Though the care and nurture of those flames can be all consuming, we also have another facet to our complex jobs. We have a responsibility to be a public voice—one that attempts to take the mouthpiece of the prophets and proclaim justice and mercy. Sometimes our outcries can be a lone utterance, a beckoning in the wilderness. Other times, we call out from the seat of power and influence. Either way, we have that prophetic office, the one that compels us to do justice and love mercy.
Elesha J. Coffman presents one aspect of that voice in The Christian Century and the Rise of the Protestant Mainline. Dr. Coffman constructs a view of the liberal church in the United States through the lens of the influential magazine and she focuses on its cultural capital. Coffman often goes back to the theme that The Century carried much of its weight in prestige, class, education, and elitism, rather than followers or charism.
Coffman begins by drawing out the meaning of the term “Mainline,” explaining that it originally referred to “the railroad leading to the elite northwestern suburbs of Philadelphia…populated by Pennsylvania Railroad executives and other prominent, wealthy Philadelphia families after the Civil War” (5). I had heard that folklore, but Coffman’s book was the first time I read the metaphor in print. (As I result, I’m trying not to use the term any longer.)

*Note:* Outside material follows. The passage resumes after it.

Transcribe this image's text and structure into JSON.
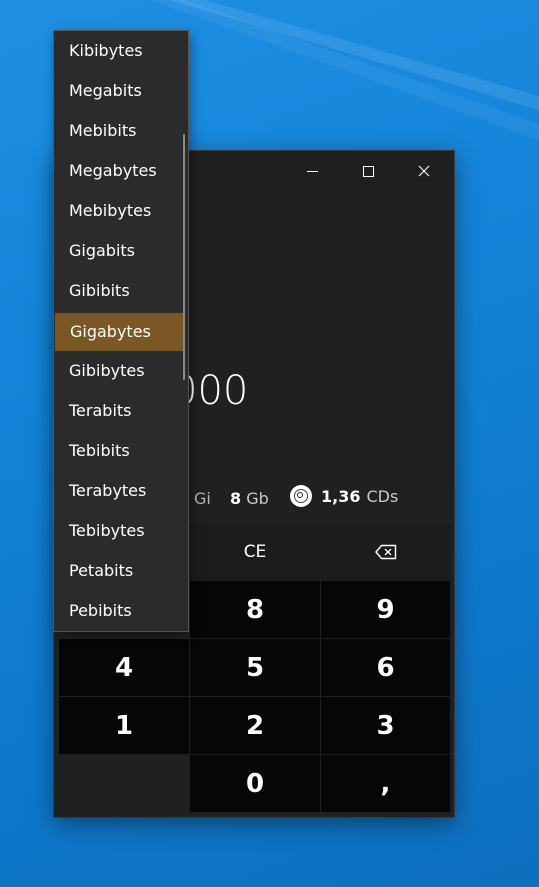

It is through that sort of academic and privileged influence that The Christian Century gained prominence. The flames kept burning brighter with the fuel of controversy. In fact, the wrangling between the Century’s editor, Charles Clayton Morrison, and its contributing editor, Reinhold Niebuhr, is the most fascinating portion of this book.

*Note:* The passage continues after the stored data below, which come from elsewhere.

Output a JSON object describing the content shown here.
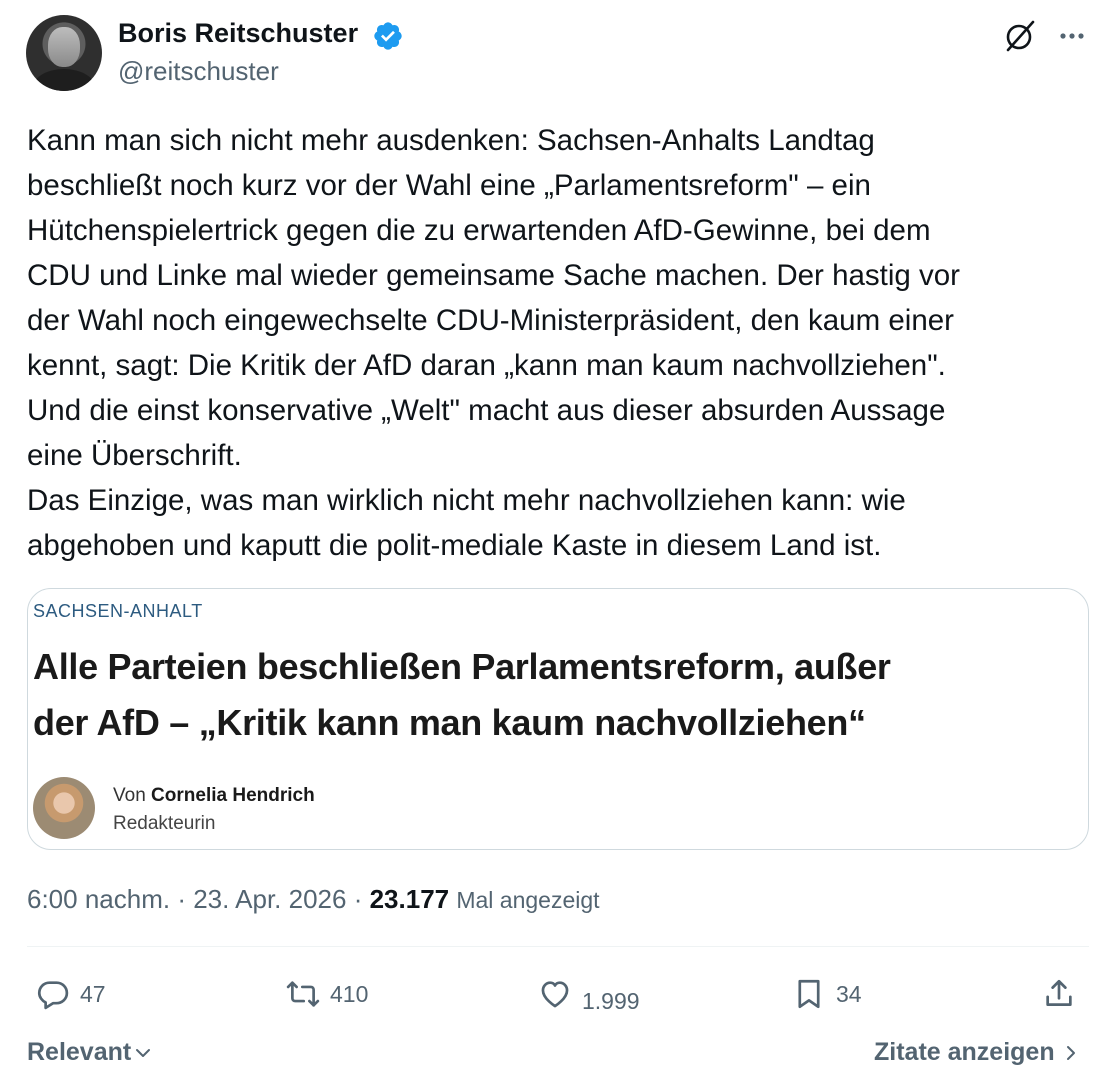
{
  "author": {
    "name": "Boris Reitschuster",
    "handle": "@reitschuster"
  },
  "header_icons": [
    "grok-icon",
    "more-icon"
  ],
  "tweet": {
    "lines": [
      "Kann man sich nicht mehr ausdenken: Sachsen-Anhalts Landtag",
      "beschließt noch kurz vor der Wahl eine „Parlamentsreform\" – ein",
      "Hütchenspielertrick gegen die zu erwartenden AfD-Gewinne, bei dem",
      "CDU und Linke mal wieder gemeinsame Sache machen. Der hastig vor",
      "der Wahl noch eingewechselte CDU-Ministerpräsident, den kaum einer",
      "kennt, sagt: Die Kritik der AfD daran „kann man kaum nachvollziehen\".",
      "Und die einst konservative „Welt\" macht aus dieser absurden Aussage",
      "eine Überschrift.",
      "Das Einzige, was man wirklich nicht mehr nachvollziehen kann: wie",
      "abgehoben und kaputt die polit-mediale Kaste in diesem Land ist."
    ]
  },
  "card": {
    "kicker": "SACHSEN-ANHALT",
    "headline_lines": [
      "Alle Parteien beschließen Parlamentsreform, außer",
      "der AfD – „Kritik kann man kaum nachvollziehen“"
    ],
    "author_prefix": "Von",
    "author_name": "Cornelia Hendrich",
    "author_role": "Redakteurin"
  },
  "meta": {
    "time": "6:00 nachm.",
    "date": "23. Apr. 2026",
    "views": "23.177",
    "views_label": "Mal angezeigt"
  },
  "actions": {
    "replies": "47",
    "reposts": "410",
    "likes": "1.999",
    "bookmarks": "34"
  },
  "footer": {
    "sort_label": "Relevant",
    "quotes_label": "Zitate anzeigen"
  },
  "colors": {
    "verified": "#1d9bf0",
    "secondary_text": "#536471",
    "kicker": "#2d5b80"
  }
}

It’s difficult for me to read The Christian Century and the Rise of the Protestant Mainline without making comparisons to the groups that I visit now. Working with historically liberal denominations, some congregations occupy a space of cultural capital, but not many. Mostly, men and women work in rural settings, among aging members. They often experience declining attendance, and a gnawing frustration that they’ve done something to create the decrease.
Yet, among the shrinking budgets, there is a renewed sense of innovation and openness to creativity and mission that groups don’t always have when they’re occupying positions of privilege. There is a streak of activism and risk in a new generation of pastors that often startles me out of my complacency. And there is a yearning to hear the voices of those long-silenced in our society.
Several years ago, Dr. Beau Weston, a sociologist in my denomination (the PCUSA) decided that we ought to go back to our glory days by “Rebuilding the Presbyterian Establishment” and the denomination published a paper promoting his ideas. His voice resonated with those who thought that we had focused too much attention on diversity quotas while we ought to have been using the strategies that worked in the past—focusing on the elite and building our social capital.
Yet the paper enraged the young progressives in our denomination, as they longed to build a movement from the roots, trying to break free from the classism, racism, and heterosexism that too often mark our denominations. They longed to make amends for the wrongs that we had done in our grasping for privilege.
For me, Coffman’s history reminds me of how far we have come, as a culture and as denominations. We might have lost the cultural influence that once made us “Mainline,” but it seems that we have learned some things in the last few decades. Perhaps we have shed a bit of our Christendom, and we can continue to be church, caring for one another, working for “the least of these,” taking care of our neighbors, and attempting to be a public voice.